A woman with dark, long hair in conversation with her friend, a woman with short white hair. They are sitting on a couch drinking coffee together.

23 Sep 2024 | ~2:22 Engagement Time

Authors

Rebecca Shivers , Occupational Therapist

Special thanks to our sponsors, Viatris & EMD Serono.

Introduction

You may have heard MS experts use the obscure-sounding word “lassitude” to describe the regular physical or mental fatigue that is unique to someone with Multiple Sclerosis. But chances are, if you use the word “lassitude” to explain your fatigue to others, you will get a blank stare. If you are hoping to communicate what you experience effectively, you might need some different strategies. After all, the more clearly you can communicate what you personally experience, the more likely your loved ones and friends will understand and be able to support you.

Here are some strategies that can help others understand the experience of living with MS fatigue.

Take the initiative to explain your experience

You don’t have to wait for others to ask, “What’s it like to live with fatigue on a regular basis?” or “How do you actually feel when you are trying to get ready for your day?”

You can be empowered to initiate the conversation and give others insight into your world. After all, your transparency will allow them to understand you better, have greater empathy on days you struggle, and help you in more specific ways.

Plan a time for an undistracted conversation

To create space for deeper conversations, ask your friend or family member to set aside time for a conversation where you can focus and have their undivided attention. Explain to them what the hardest parts of your fatigue are. Give them insight into what activities are hard as well as how you emotionally feel about it. Ask for their perspective on how your fatigue affects them.

Plan what you want to say in advance

Write, type, or voice dictate what you want others to understand. Pick out keywords or phrases you want to be sure you use in the conversation. You can even give your friend or family member a copy of what you’ve written down if that’s easier than communicating it verbally.

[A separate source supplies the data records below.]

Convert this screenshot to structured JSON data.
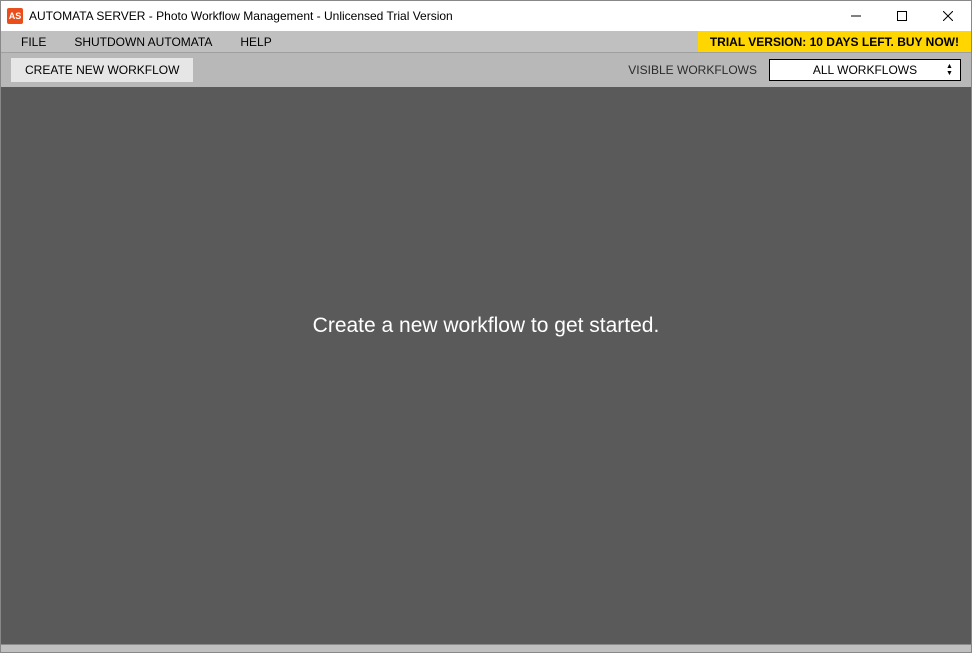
{
  "titlebar": {
    "icon_text": "AS",
    "title": "AUTOMATA SERVER - Photo Workflow Management - Unlicensed Trial Version"
  },
  "menubar": {
    "file": "FILE",
    "shutdown": "SHUTDOWN AUTOMATA",
    "help": "HELP",
    "trial_banner": "TRIAL VERSION: 10 DAYS LEFT. BUY NOW!"
  },
  "toolbar": {
    "create_label": "CREATE NEW WORKFLOW",
    "visible_label": "VISIBLE WORKFLOWS",
    "select_value": "ALL WORKFLOWS"
  },
  "content": {
    "placeholder": "Create a new workflow to get started."
  }
}
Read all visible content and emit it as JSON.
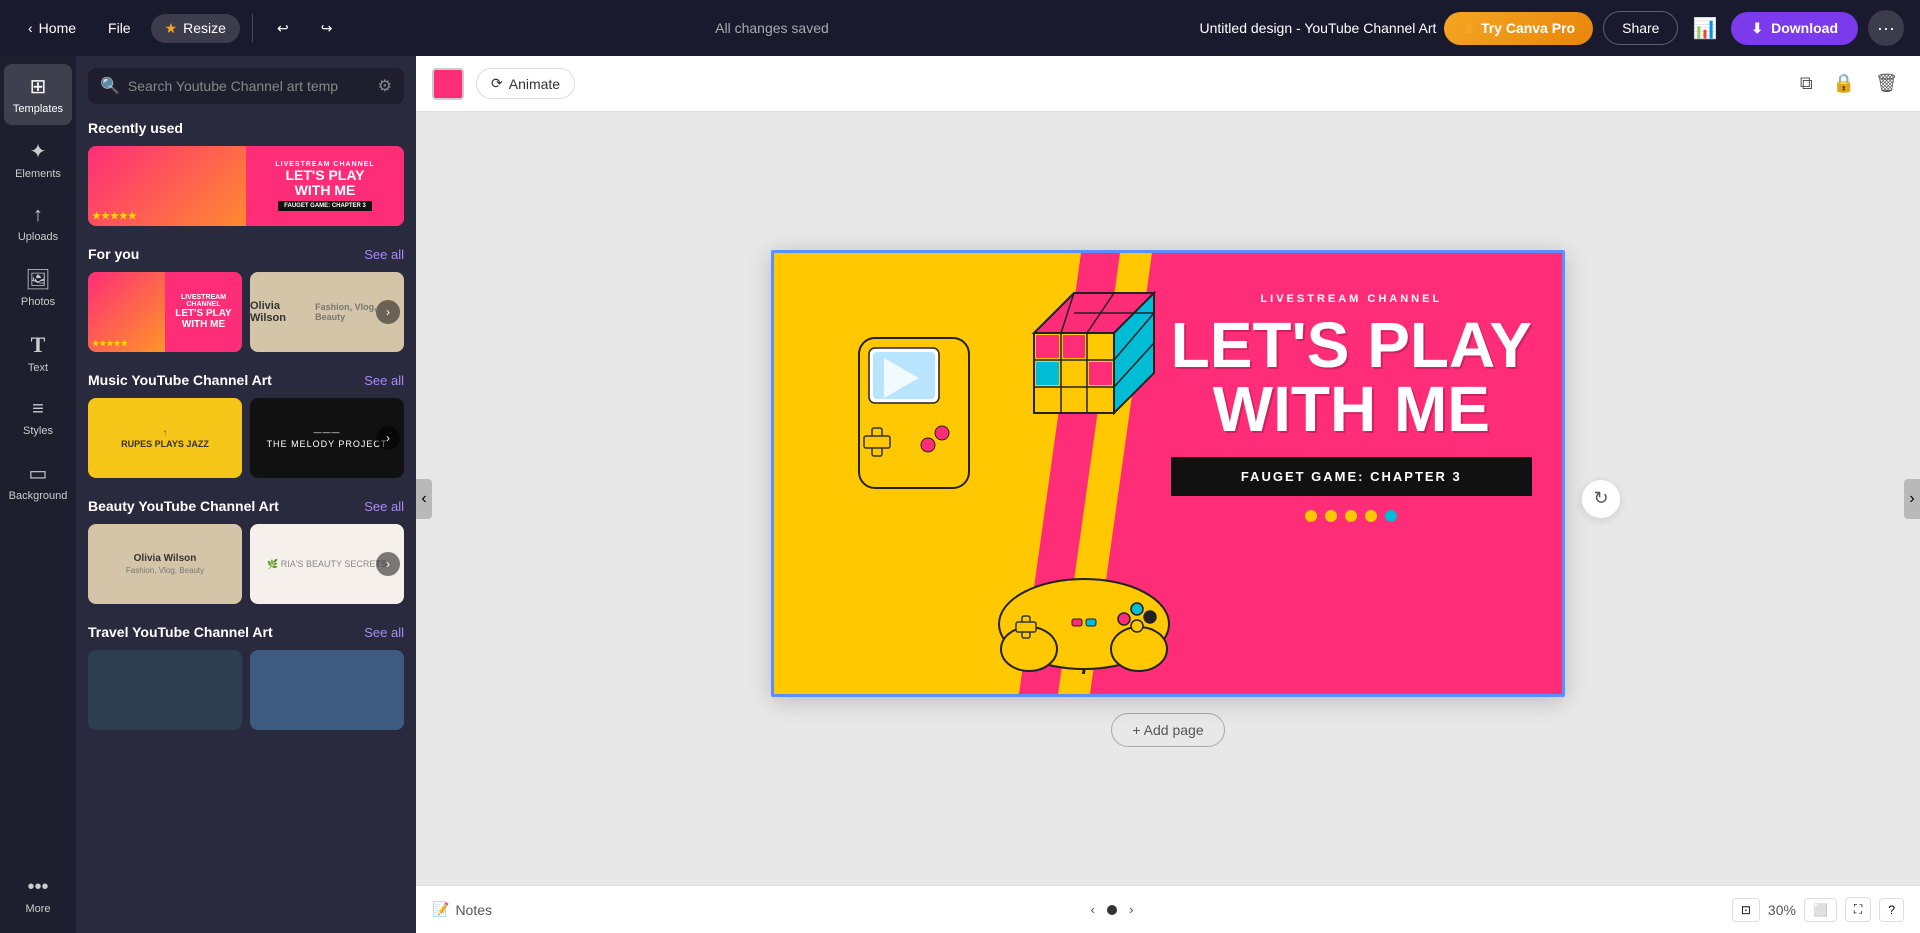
{
  "nav": {
    "home_label": "Home",
    "file_label": "File",
    "resize_label": "Resize",
    "status_label": "All changes saved",
    "title": "Untitled design - YouTube Channel Art",
    "try_pro_label": "Try Canva Pro",
    "share_label": "Share",
    "download_label": "Download"
  },
  "sidebar": {
    "items": [
      {
        "id": "templates",
        "label": "Templates",
        "icon": "⊞"
      },
      {
        "id": "elements",
        "label": "Elements",
        "icon": "✦"
      },
      {
        "id": "uploads",
        "label": "Uploads",
        "icon": "↑"
      },
      {
        "id": "photos",
        "label": "Photos",
        "icon": "🖼"
      },
      {
        "id": "text",
        "label": "Text",
        "icon": "T"
      },
      {
        "id": "styles",
        "label": "Styles",
        "icon": "≡"
      },
      {
        "id": "background",
        "label": "Background",
        "icon": "▭"
      },
      {
        "id": "more",
        "label": "More",
        "icon": "•••"
      }
    ]
  },
  "templates_panel": {
    "search_placeholder": "Search Youtube Channel art temp",
    "sections": [
      {
        "id": "recently_used",
        "title": "Recently used",
        "see_all": false,
        "templates": [
          {
            "id": "gaming1",
            "type": "gaming",
            "label": "LET'S PLAY WITH ME"
          }
        ]
      },
      {
        "id": "for_you",
        "title": "For you",
        "see_all": true,
        "see_all_label": "See all",
        "templates": [
          {
            "id": "gaming2",
            "type": "gaming",
            "label": "LET'S PLAY WITH ME"
          },
          {
            "id": "olivia1",
            "type": "olivia",
            "label": "Olivia Wilson"
          }
        ]
      },
      {
        "id": "music",
        "title": "Music YouTube Channel Art",
        "see_all": true,
        "see_all_label": "See all",
        "templates": [
          {
            "id": "jazz1",
            "type": "jazz",
            "label": "RUPES PLAYS JAZZ"
          },
          {
            "id": "melody1",
            "type": "melody",
            "label": "THE MELODY PROJECT"
          }
        ]
      },
      {
        "id": "beauty",
        "title": "Beauty YouTube Channel Art",
        "see_all": true,
        "see_all_label": "See all",
        "templates": [
          {
            "id": "beauty1",
            "type": "beauty1",
            "label": "Olivia Wilson"
          },
          {
            "id": "beauty2",
            "type": "beauty2",
            "label": "RIA'S BEAUTY SECRETS"
          }
        ]
      },
      {
        "id": "travel",
        "title": "Travel YouTube Channel Art",
        "see_all": true,
        "see_all_label": "See all",
        "templates": []
      }
    ]
  },
  "canvas_toolbar": {
    "color_hex": "#ff2d78",
    "animate_label": "Animate"
  },
  "canvas": {
    "subtitle": "LIVESTREAM CHANNEL",
    "title_line1": "LET'S PLAY",
    "title_line2": "WITH ME",
    "chapter_label": "FAUGET GAME: CHAPTER 3",
    "dots_count": 5
  },
  "bottom_bar": {
    "notes_label": "Notes",
    "zoom_level": "30%",
    "add_page_label": "+ Add page"
  }
}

Use word pictures to illustrate your experience in a tangible way

You don’t have to come up with your own illustrations. Borrowing other people’s descriptions can be helpful!

Some examples might be:

  • “It feels like I’m walking through molasses.”
  • “It’s like fighting to stay awake after taking a sedative.”
  • “It’s like going through my day while in quicksand.”
  • “It’s like trying to walk around with 10 lb weights on your arms and legs.”

Develop a simple rating system or physical gesture to communicate your fatigue level in the moment.

On some days, you may even find the first four strategies too fatiguing. The reality is that MS fatigue can often include mental fatigue as well as physical fatigue. Communicating your fatigue level on a scale of 1-5 allows you to use little to no verbal communication on days when it’s hard to even come up with the words to say. For example, rate your energy level on a scale of 1 to 5 so you can express how you are currently feeling.

Why Communicating Your Fatigue Is Important

Taking the time and effort to help others understand your daily experience with fatigue can pay off. You will feel more understood and those around you can more specifically and effectively support in ways that are meaningful to you. It’s worth the energy to communicate!